Chi prima di dopo, chi prima o dopo l’altro, in una logorante partita agli scacchi dell’attesa, di due costretti ad incontrarsi senza volerlo, e in fondo destestandosi.
In questo gioco di specchi e illusioni, di finzione e presa di distanze di ognuno che è diventata la campagna elettorale siciliana, l’intero centrodestra diventa la grande trattoria, dove il Cavalier Silvio Berlusconi ha ricominciato a preparare le sue consuete pietanze, mentre il Biscione in prima serata, come non accadeva da tempo immemore, trasmette una lunga intervista a Maurizio Costanzo.
È lui che, a metà giornata, fa sapere che non è disponibile a nessun comizio assieme a Salvini perchè “noi — dicono i suoi – qui abbiamo almeno il 15 per cento, lui il tre…”.

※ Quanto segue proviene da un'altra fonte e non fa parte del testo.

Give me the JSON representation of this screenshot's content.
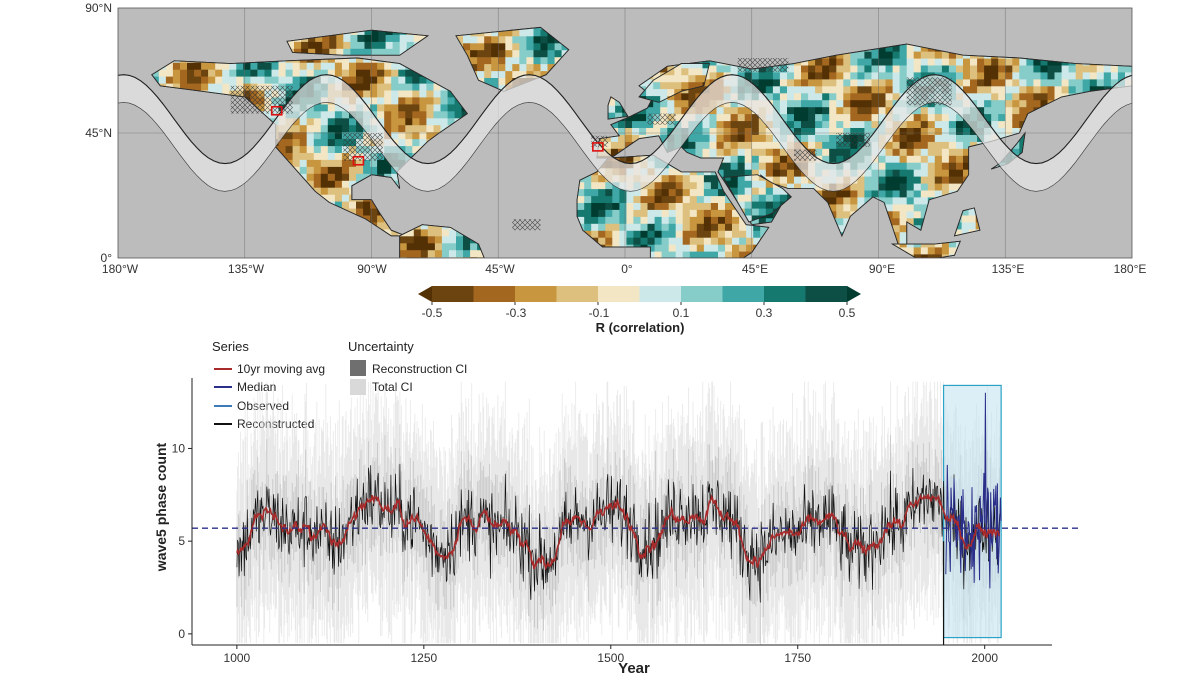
{
  "chart_data": [
    {
      "type": "heatmap",
      "name": "correlation-map",
      "lat_labels": [
        "90°N",
        "45°N",
        "0°"
      ],
      "lon_labels": [
        "180°W",
        "135°W",
        "90°W",
        "45°W",
        "0°",
        "45°E",
        "90°E",
        "135°E",
        "180°E"
      ],
      "lat_range": [
        0,
        90
      ],
      "lon_range": [
        -180,
        180
      ],
      "colorbar": {
        "title": "R (correlation)",
        "tick_labels": [
          "-0.5",
          "-0.3",
          "-0.1",
          "0.1",
          "0.3",
          "0.5"
        ],
        "ticks": [
          -0.5,
          -0.3,
          -0.1,
          0.1,
          0.3,
          0.5
        ],
        "bounds": [
          -0.5,
          -0.4,
          -0.3,
          -0.2,
          -0.1,
          0,
          0.1,
          0.2,
          0.3,
          0.4,
          0.5
        ],
        "colors": [
          "#6b4410",
          "#a4671f",
          "#c99640",
          "#ddc07e",
          "#f2e6c4",
          "#cde8e8",
          "#86ccc9",
          "#3fa7a6",
          "#16796f",
          "#0d4f45"
        ],
        "extend_low_color": "#543005",
        "extend_high_color": "#003c30"
      },
      "wave": {
        "wavenumber": 5,
        "center_lat": 45,
        "amplitude_deg": 16,
        "band_half_width_deg": 5
      }
    },
    {
      "type": "line",
      "name": "wave5-phase-count",
      "xlabel": "Year",
      "ylabel": "wave5 phase count",
      "xlim": [
        940,
        2090
      ],
      "ylim": [
        -0.6,
        13.8
      ],
      "x_ticks": [
        1000,
        1250,
        1500,
        1750,
        2000
      ],
      "x_tick_labels": [
        "1000",
        "1250",
        "1500",
        "1750",
        "2000"
      ],
      "y_ticks": [
        0,
        5,
        10
      ],
      "y_tick_labels": [
        "0",
        "5",
        "10"
      ],
      "median_value": 5.7,
      "reconstructed_range": [
        1000,
        2020
      ],
      "observed_range": [
        1948,
        2022
      ],
      "highlight_range": [
        1945,
        2022
      ],
      "legend": {
        "series_title": "Series",
        "series": [
          {
            "label": "10yr moving avg",
            "color": "#a82a2a"
          },
          {
            "label": "Median",
            "color": "#2b2f8a"
          },
          {
            "label": "Observed",
            "color": "#3c7ab8"
          },
          {
            "label": "Reconstructed",
            "color": "#111111"
          }
        ],
        "uncertainty_title": "Uncertainty",
        "uncertainty": [
          {
            "label": "Reconstruction CI",
            "color": "#6f6f6f"
          },
          {
            "label": "Total CI",
            "color": "#d9d9d9"
          }
        ]
      }
    }
  ]
}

L’intento malcelato è di ridimensionare gli alleati, chiamati con distacco “il signor Salvini” e “la signora Meloni” e con essi un candidato mai avvertito come suo.
Spifferano gli azzurri siculi che “Musumeci ha fatto degli errori” e “il presidente è dovuto venire a raddrizzare una campagna elettorale che aveva compromesso in tv con la storia degli impresentabili”.
Frasi che equivalgono a dire, con la furbizia di sempre, che insomma se si vince è merito di Berlusconi e se si perde è colpa di Musumeci.
Non certo delle liste e di quegli “impresentabili” che restano il nodo irrisolto di questo finale di campagna elettorale, innominati nell’America berlusconiana, fatta di rimozioni sulla legalità , in un sogno in cui “tutto lecito”.
Nello Musumeci invece urla “dobbiamo liberarci dalla mala pianta della mafia che cerca sempre alleati, la dobbiamo estirpare”.
Quando arriva alla Trattoria del Cavaliere, il candidato presidente si ferma a parlare con un amico, di fronte alle cucine. “Mi voti?”, chiede. E davanti alla titubanza dell’altro, dice fiero: “Hai dubbi sulla mia onestà ? Io il giorno dopo li mando tutti a fare in c..o”.
Benvenuti nel centrodestra dell’uomo delle stelle.